Terrorrist mastermind offers to help 9/11 victims
Alleged 9/11 mastermind Khalid Sheikh Mohammed says he may be willing to help victims of the attacks.
Alleged September 11 mastermind Khalid Sheikh Mohammed has said he may be willing to help victims of the terrorist attacks in their lawsuit against Saudi Arabia if the US government forgoes seeking the death penalty against him at a Guantanamo Bay military trial.
Mohammed’s offer was disclosed in a filing last week in the victims’ federal lawsuit in New York, which accuses the Saudi government of helping co-ordinate the 2001 suicide attacks that claimed nearly 3000 lives when terrorists crashed hijacked airliners into the World Trade Centre, the Pentagon and, after passengers resisted, a Pennsylvania field. Riyadh has denied complicity in the attacks.
Separately, Donald Trump signed legislation yesterday that funds medical claims from victims of the 9/11 terrorist attacks for the rest of their lives.
In the lawsuit against Saudi Arabia, plaintiffs’ lawyers had contacted three of the five Guantanamo detainees accused in the 9/11 conspiracy to request depositions. In the filing, a status letter to US magistrate judge Sarah Netburn, the lawyers wrote that on Friday Mohammed’s counsel told them their client wouldn’t consent to a deposition “at the present time”.
But the lawyer said that “the primary driver” of this decision was the “capital nature of the prosecution” and that “in the absence of a potential death sentence, much broader co-operation would be possible”.
Mohammed, who also is suspected in the murder of Wall Street Journal correspondent Daniel Pearl, previously took a more defiant position.
At a June 2008 Guantanamo hearing, Mohammed interrupted when a military judge described the proceeding as “a death-penalty case.” It was a “martyr case”, the defendant said. “This is what I wish.
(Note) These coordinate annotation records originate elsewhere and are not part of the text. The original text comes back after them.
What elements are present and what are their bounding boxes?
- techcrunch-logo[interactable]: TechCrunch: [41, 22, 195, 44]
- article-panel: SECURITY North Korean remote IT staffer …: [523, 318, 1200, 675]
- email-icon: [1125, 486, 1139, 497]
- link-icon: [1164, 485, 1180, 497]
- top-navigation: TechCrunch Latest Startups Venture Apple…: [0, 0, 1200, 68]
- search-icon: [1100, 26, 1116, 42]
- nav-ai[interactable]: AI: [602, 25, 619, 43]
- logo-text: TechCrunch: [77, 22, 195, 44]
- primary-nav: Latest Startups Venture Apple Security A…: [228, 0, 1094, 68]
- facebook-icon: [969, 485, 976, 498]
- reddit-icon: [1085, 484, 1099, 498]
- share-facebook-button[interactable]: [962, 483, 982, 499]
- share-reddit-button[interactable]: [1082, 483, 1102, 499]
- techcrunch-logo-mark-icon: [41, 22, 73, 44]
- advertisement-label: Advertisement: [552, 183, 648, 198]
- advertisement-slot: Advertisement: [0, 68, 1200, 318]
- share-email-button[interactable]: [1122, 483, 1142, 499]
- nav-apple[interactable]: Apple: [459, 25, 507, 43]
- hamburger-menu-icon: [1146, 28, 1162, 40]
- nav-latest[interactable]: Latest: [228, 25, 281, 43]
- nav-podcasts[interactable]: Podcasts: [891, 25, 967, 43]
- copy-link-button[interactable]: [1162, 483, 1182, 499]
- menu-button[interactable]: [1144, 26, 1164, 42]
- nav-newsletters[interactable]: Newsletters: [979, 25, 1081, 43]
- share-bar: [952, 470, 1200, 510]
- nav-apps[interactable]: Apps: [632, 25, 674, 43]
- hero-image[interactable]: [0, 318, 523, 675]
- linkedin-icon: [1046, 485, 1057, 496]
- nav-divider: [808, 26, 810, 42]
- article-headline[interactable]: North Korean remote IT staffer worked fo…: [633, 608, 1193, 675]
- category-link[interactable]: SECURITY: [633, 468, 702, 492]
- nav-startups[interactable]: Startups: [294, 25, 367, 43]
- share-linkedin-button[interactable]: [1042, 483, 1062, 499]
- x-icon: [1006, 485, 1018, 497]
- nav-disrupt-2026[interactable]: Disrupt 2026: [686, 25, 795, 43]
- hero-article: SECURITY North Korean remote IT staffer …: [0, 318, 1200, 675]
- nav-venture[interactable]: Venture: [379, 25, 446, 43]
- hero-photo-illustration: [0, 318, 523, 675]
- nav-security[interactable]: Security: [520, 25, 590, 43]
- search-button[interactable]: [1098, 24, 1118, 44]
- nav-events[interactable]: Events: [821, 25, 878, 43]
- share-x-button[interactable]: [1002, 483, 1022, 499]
I’ve been looking to be martyred for a long time,” he said.
“A lot has happened in the past 10 years,” said a person familiar with the Guantanamo proceedings. “The 9/11 defendants are not as interested as they once were in martyring themselves.”
In 2017, the Defence Department official overseeing the proceedings, Harvey Rishikof, began exploring a potential plea bargain with the 9/11 defendants that would exchange guilty pleas for life sentences.
Mr Rishikof is said to have been concerned that the prosecution had been undermined by the torture inflicted upon Mohammed and other defendants at secret CIA facilities overseas — an issue that has mired the case in years of pretrial hearings and raised the possibility that a military or federal court could sanction government misconduct by barring the death penalty.
After word spread of plea discussions, Mr Rishikof was fired by then defence secretary Jim Mattis for what General Mattis said were unrelated reasons.
One of the main goals of those now-scotched plea negotiations was obtaining co-operation from the defendants, the person familiar with the Guantanamo proceedings said. “One of the main things that the 9/11 defendants have to offer is closure, particularly closure for the victims,” this person said. “With capital charges gone, there is an opportunity to tell the story of 9/11 once and for all.”
James Kreindler, a lawyer for the 9/11 victims suing Saudi Arabia, said his team contacted Mohammed and his co-defendants as part of wide-ranging discovery in the case. “We’re trying to leave no stone unturned,” Mr Kreindler said yesterday. “But who knows whether they’ll ever testify or be honest or be co-operative?”
He added that his clients took no position on the death penalty for Guantanamo defendants.
The legislation to fund victims’ medical claims, signed during a ceremony at the White House Rose Garden yesterday, appropriates funds for all current and future approved claims made through the September 11th Victim Compensation Fund until 2090, at an estimated cost of $US10.2 billion over the next 10 years.
“You have gone far beyond your duty to us, and today we strive to fulfil our sacred duty to you,” Mr Trump told first responders, families of victims and survivors of the attacks who attended the White House event. The legislation passed the Senate last week and the House of Representatives earlier this month, both with overwhelming bipartisan support. The fund was established to compensate the victims of the 2001 terrorist attacks as well as relatives of those who were killed and first responders who suffered health consequences from exposure to debris at the sites.
Comedian Jon Stewart, who castigated congress last month when he took the first responders’s cause to the house judiciary committee, was not at yesterday’s signing ceremony.